Le public du PSG handball, lors d'un match du PSG handball contre Montpellier le 6 octobre 2013.
Le public du PSG handball, lors d'un match du PSG handball contre Montpellier le 6 octobre 2013. - HARSIN ISABELLE/SIPA
Romain Scotto

Globalement, Daniel Narcisse n’est pas nostalgique de l’Allemagne, qu’il a quittée l’été dernier en débarquant à Paris. Pourtant, l’ancien de Kiel ressent parfois un manque à Paris. Surtout quand son équipe joue à domicile. Entre son ancien club et le PSG, le plus grand changement se trouve en tribunes. Aux 10.000 excités de Kiel se sont substitués une quarantaine d’abonnés qui peinent à se faire entendre à Coubertin ou à la Halle Carpentier.

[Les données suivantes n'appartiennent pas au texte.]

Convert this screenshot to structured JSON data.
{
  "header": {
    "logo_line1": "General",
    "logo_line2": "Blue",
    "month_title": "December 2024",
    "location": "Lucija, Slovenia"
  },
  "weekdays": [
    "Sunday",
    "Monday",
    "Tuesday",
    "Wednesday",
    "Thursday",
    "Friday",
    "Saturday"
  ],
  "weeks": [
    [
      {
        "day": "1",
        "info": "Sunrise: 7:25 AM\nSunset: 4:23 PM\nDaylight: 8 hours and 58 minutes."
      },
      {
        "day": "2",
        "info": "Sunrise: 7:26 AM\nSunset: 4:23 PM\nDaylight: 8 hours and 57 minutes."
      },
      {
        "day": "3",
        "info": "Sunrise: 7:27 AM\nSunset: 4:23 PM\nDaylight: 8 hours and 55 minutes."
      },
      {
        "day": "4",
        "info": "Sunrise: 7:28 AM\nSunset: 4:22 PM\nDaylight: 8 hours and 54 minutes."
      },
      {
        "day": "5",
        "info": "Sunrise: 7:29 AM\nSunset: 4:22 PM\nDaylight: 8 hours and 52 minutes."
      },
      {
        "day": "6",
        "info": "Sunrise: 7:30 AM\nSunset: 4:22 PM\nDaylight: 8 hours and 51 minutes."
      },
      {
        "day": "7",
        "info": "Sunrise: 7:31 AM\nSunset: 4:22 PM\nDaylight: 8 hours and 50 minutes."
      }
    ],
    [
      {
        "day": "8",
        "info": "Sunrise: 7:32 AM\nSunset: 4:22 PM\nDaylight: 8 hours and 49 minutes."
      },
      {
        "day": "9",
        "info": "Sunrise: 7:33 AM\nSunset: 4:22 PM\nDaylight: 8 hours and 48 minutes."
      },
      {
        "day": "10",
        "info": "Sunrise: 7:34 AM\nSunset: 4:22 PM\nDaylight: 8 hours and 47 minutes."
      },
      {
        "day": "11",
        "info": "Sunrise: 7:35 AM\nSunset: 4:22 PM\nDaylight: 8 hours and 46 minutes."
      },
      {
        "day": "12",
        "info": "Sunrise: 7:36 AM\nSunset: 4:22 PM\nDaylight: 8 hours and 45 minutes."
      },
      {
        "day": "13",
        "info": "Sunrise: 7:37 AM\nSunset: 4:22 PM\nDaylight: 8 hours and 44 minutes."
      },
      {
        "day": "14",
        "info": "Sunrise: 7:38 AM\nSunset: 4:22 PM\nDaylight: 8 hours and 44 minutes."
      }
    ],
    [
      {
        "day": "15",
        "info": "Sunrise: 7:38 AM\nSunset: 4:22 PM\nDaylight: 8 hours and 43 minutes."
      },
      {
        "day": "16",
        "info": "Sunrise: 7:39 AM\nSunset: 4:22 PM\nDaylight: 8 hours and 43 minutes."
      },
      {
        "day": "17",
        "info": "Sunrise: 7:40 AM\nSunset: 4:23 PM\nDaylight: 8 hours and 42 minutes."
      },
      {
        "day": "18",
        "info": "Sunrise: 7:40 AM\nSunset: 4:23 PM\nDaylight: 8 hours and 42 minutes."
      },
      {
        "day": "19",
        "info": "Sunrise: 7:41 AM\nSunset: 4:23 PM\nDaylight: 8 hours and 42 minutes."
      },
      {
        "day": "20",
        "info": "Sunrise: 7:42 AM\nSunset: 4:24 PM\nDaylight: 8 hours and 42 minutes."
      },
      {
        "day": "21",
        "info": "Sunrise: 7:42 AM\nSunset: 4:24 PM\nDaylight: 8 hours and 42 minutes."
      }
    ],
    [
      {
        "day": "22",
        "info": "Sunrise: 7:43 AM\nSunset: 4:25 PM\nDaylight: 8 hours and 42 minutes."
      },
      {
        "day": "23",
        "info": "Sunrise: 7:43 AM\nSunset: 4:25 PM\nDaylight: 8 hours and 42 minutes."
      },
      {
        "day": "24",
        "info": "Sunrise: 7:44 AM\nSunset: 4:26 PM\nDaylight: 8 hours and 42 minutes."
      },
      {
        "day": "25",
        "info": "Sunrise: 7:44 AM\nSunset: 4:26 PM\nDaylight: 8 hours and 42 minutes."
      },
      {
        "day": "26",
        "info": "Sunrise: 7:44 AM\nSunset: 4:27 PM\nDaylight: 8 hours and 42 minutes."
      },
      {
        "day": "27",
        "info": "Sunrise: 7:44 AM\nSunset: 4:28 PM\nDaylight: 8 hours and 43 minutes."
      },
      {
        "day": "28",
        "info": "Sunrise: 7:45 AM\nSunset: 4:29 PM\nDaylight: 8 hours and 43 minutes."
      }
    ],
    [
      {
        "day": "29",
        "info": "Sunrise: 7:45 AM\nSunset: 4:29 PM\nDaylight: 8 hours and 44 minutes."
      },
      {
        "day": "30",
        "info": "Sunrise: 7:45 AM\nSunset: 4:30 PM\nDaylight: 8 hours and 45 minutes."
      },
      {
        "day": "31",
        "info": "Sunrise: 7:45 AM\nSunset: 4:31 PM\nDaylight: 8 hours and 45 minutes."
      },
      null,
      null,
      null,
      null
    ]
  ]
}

Pour le demi-centre, tout est une question de culture. «C’est vrai qu’en Bundesliga, il y a les infrastructures capables d’accueillir énormément de monde. Et il ne faut pas oublier que le PSG est nouveau. Ça fait un an et demi que l’équipe existe. Cette affinité avec le public est présente mais elle aspire à évoluer», évacue la recrue parisienne. En réalité, elle a déjà évolué depuis l’arrivée des dirigeants qataris. Mais pas dans le sens espéré. Depuis le début de la saison, les tribunes sont beaucoup plus clairsemées, ce qui inquiète notamment Samuel Honrubia.

Des places trop chères

«L’année dernière, c’était magique. Vraiment, il y avait grosse ambiance. Et là, je ne sais pas ce qu’il se passe.» Pour l’ailier parisien, l’augmentation du prix des places n’aurait pas été digérée par une partie du public. 179 euros l’abonnement en «catégorie 3» (la moins relevée), cela fait peut-être beaucoup pour du handball. Même avec un escadron d’internationaux sur le terrain.

Au sein du «8e homme», le seul club de supporters parisien (40 membres), on compte aussi quelques défections cette saison. «La première année, les gens nous craignaient un peu, observe Antonin Regiani-Pierson, le président du groupe. On a montré qu’on n’était pas dangereux et qu’on était là pour supporter le PSG hand. Mais il y a moins de monde alors que l’équipe est meilleure.» A croire que l’équipe est trop forte, tuant tout suspense et donc tout spectacle à Coubertin.

«On n’a peut-être pas trouvé le public pour le handball à Paris»

Mais le spectacle le plus désolant reste celui de la Halle Carpentier pour les joutes européennes. «Personne n’aime dans le groupe. On a beau gueuler comme des tarés, les gens en face ne nous entendent pas», regrette Antonin Regiani-Pierson. Les joueurs, eux, n’incriminent pas les supporters mais mettent en plus en cause l’architecture de la salle. «C’est pas un chaudron comme Coubertin… Quand tu sors d’un match contre Skopje où tu vois l’ambiance qu’il y a dans ces pays-là, tu te dis qu’est ce qu’il se passe en France? Demande Honrubia. On n’a peut-être pas trouvé le public pour le hand à Paris.» A un jet franc de là, du côté du Parc des Princes, la question ne se pose pas.